Export_of_Frozen_Meat_1881-1900

Export of Frozen Meat 1881-1900 (Tonnes). From: K. T. H. Farrer, A Settlement Amply Supplied, p. 250 amended.

In 1932 work at Cambridge showed that the storage life of chilled beef could be doubled by increasing the amount of carbon dioxide in the atmosphere of the refrigeration chamber. The chilled meat trade rose rapidly to 29,000 tons by 1937–8. Only a few shipments of chilled meat were made after the war. The cost of fitting up gas-tight chambers was high, and frozen meat was then preferred because of its very much better keeping quality.

Advances were made in the understanding and control of freezer-burn, in rapid chilling without excessive weight losses, and in the electrical stimulation of carcases during dressing to reduce toughness. During the Second World War a lot of meat was boned before shipment to save space. It was packed in cartons and frozen but the technique lapsed until 1957, when it was re-examined. It was revived with the help of plastic wrapping, a barrier to carbon dioxide and water vapour, vacuum packing, and the design by the refrigeration industry of more efficient blast freezers.
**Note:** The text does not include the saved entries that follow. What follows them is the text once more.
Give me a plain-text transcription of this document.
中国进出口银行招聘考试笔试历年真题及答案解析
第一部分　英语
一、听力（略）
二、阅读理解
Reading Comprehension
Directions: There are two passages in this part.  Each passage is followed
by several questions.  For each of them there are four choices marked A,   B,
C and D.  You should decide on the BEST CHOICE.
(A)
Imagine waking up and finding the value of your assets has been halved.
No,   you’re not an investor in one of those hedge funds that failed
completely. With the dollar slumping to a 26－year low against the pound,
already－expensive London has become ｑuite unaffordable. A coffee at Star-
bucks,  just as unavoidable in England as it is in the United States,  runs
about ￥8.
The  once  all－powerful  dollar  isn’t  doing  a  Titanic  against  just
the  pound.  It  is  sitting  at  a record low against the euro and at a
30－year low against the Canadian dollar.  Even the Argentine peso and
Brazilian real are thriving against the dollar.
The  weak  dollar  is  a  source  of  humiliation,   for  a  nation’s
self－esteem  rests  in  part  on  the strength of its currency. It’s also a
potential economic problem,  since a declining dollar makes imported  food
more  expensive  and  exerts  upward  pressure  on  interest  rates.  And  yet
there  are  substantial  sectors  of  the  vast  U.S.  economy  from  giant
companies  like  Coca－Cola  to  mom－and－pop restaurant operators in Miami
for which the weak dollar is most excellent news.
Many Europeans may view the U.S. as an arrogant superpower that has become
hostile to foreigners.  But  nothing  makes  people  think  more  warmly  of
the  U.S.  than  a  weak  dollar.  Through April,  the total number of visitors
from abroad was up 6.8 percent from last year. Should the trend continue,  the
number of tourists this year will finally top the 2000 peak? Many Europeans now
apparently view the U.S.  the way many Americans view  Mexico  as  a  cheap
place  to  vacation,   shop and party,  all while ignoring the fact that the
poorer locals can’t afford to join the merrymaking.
High tonnages of beef and mutton are now exported in this manner.

Other advances at that time included the introduction, from abroad, of the mechanical removal of hides which increased through-put and reduced damage to both hides and carcases. In addition, exports to the United States led to demands for major improvements in buildings, equipment and handling to reduce Salmonella contamination.